Healthcare providers frequently interact with people from different backgrounds and cultures and are bound to encounter language barriers when engaging non-English speaking patients. Fortunately, there are ways physicians can overcome this challenge to ensure they provide healthcare services without discrimination.
The U.S. Department of Health and Human Services (through the HHS Office for Civil Rights) mandates healthcare providers to take the necessary measures to ensure that no patient is denied access to healthcare because of the language barrier. They also enforce laws in this regard as well as address cases of patient discrimination.
All in all, the primary responsibility lies on healthcare providers, and here we highlight ways they can overcome language barriers in the course of duty;
Provide access to interpreters
Working with a language service provider can be quite helpful in solving language barrier challenges in healthcare institutions. In California, for example, the Hispanic population is about 39 percent, but only 5 percent of healthcare providers are Hispanic. In such cases, a language service provider can help to ease communication to ensure optimal service delivery.
In cases where a physician partially understands the language and the services being rendered are minor, an over-the-phone translation can help to make communication possible. This goes a long way in preventing miscommunication and hence ensuring that the patient is satisfied with the services they receive.
Understand customer language preferences
Rather than assuming a patient understands the language, ask them about their preferred language of communication even if they are multilingual. Although not obligated by the law, there are effective ways to confirm whether a patient understands you;
• Use language identification cards and let the patient choose the language they are proficient in
• Ask them to repeat treatment and discharge information using their own words
• Let them clarify if they need an interpreter
In the U.S., where the population is diverse, healthcare providers should not take chances when offering services to Limited English Proficient (LEP) patients. Understanding the language preferences of patients does not only guarantee quality service provision, but also ensures you are in compliance with the law.
Avoid using family members as translators
Using family members of patients as interpreters should be avoided at all costs as it often leads to confidentiality issues, not to mention it can result in complications with the law in case something goes wrong. Moreover, they are unfamiliar with medical terminologies, which can lead to mistranslation that can have dangerous consequences.
While here, it is also advisable to avoid using bilingual members of staff who are passively familiar with the language, especially if the information is rather technical. However, you can make compromises if the individual has a strong command of the language and is conversant with medical terms.

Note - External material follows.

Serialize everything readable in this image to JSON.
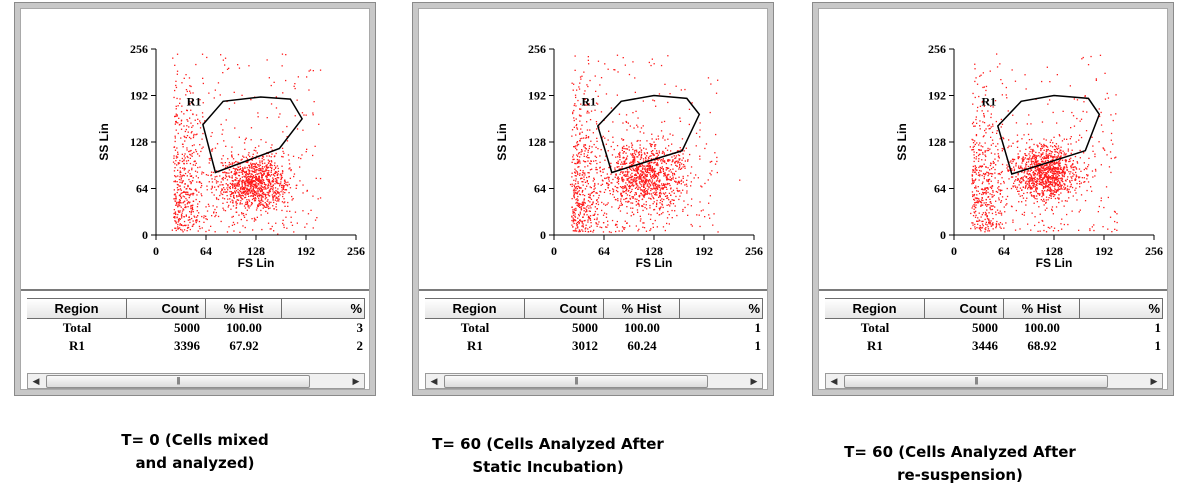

Determine when video interpreting is appropriate
While face to face interpretation is preferable, there are instances where video interpreting may be the better option. In order for video interpreting to be effective, you should use high-quality video and audio. It is equally important to make sure each speaker has a headset and can be heard clearly to avoid critical information being missed.
Typically, technical information requires detailed explanation; therefore, you have to be extra careful when relying on video interpreting to ensure you capture all the information shared. For small healthcare providers, investing in quality technology can help to facilitate the process of video interpreting.
Provide translated written documents
Healthcare providers should always make sure they have necessary written documents in the language the patient understands. This is especially important for vital documents, which can include:
- forms of consent
- complaint forms
- admission forms
Patients are better able to make sound decisions regarding their health when they are fully informed about every critical step of the services they are receiving.
The U.S. Department of Health and Human Services (HHS) mandates healthcare providers to develop protocols and procedures to facilitate health care for all. Remember, you are liable for any issues that arise from misunderstandings, and this should prompt you to provide the necessary material to enhance healthcare for your patients.
Inform patients of their rights
As a physician, you have an obligation to make sure your patients are fully aware of their rights to a competent interpreter. Many healthcare institutions post signs translated into different languages (based on the languages commonly encountered) in intake areas so that patients can see and act on them accordingly.
For instance, Social Security offers interpretation services in a range of languages on their website as well as in offices. This helps to inform clients of their rights, which is a requisite for ensuring you provide quality services while being in compliance with the law.
Don't just be bilingual, be bicultural
Bridging the language barrier in the healthcare environment is not all about seeking interpreters when they are needed; being familiar with different cultures is essential in understanding how they approach medical problems, which helps you to provide better care. This is integral in supporting doctor-patient interaction as patients can open up on more personal issues they might be dealing with.
Worth noting here is providing a friendly environment in healthcare institutions is not the responsibility of providers alone, but all parties, from the people making appointments to those giving prescriptions. In any case, when a patient feels welcome, they are more confident with services offered and tend to show better compliance to doctor's suggestions and follow-ups.
Healthcare providers have a huge responsibility toward their patients. For this reason, always strive to provide optimal services for the betterment of their health. You can achieve this by providing language access services every time they are needed. Moreover, refrain from charging your LEP patients for providing them with an interpreter. Lastly, always be prompt in addressing the needs of your patients, whether in emergency situations or not.
Overcoming language barriers in healthcare is not an option but rather a necessity. By adopting these practices, you are able to prevent language discrimination, and consequently, prevent disasters associated with miscommunication.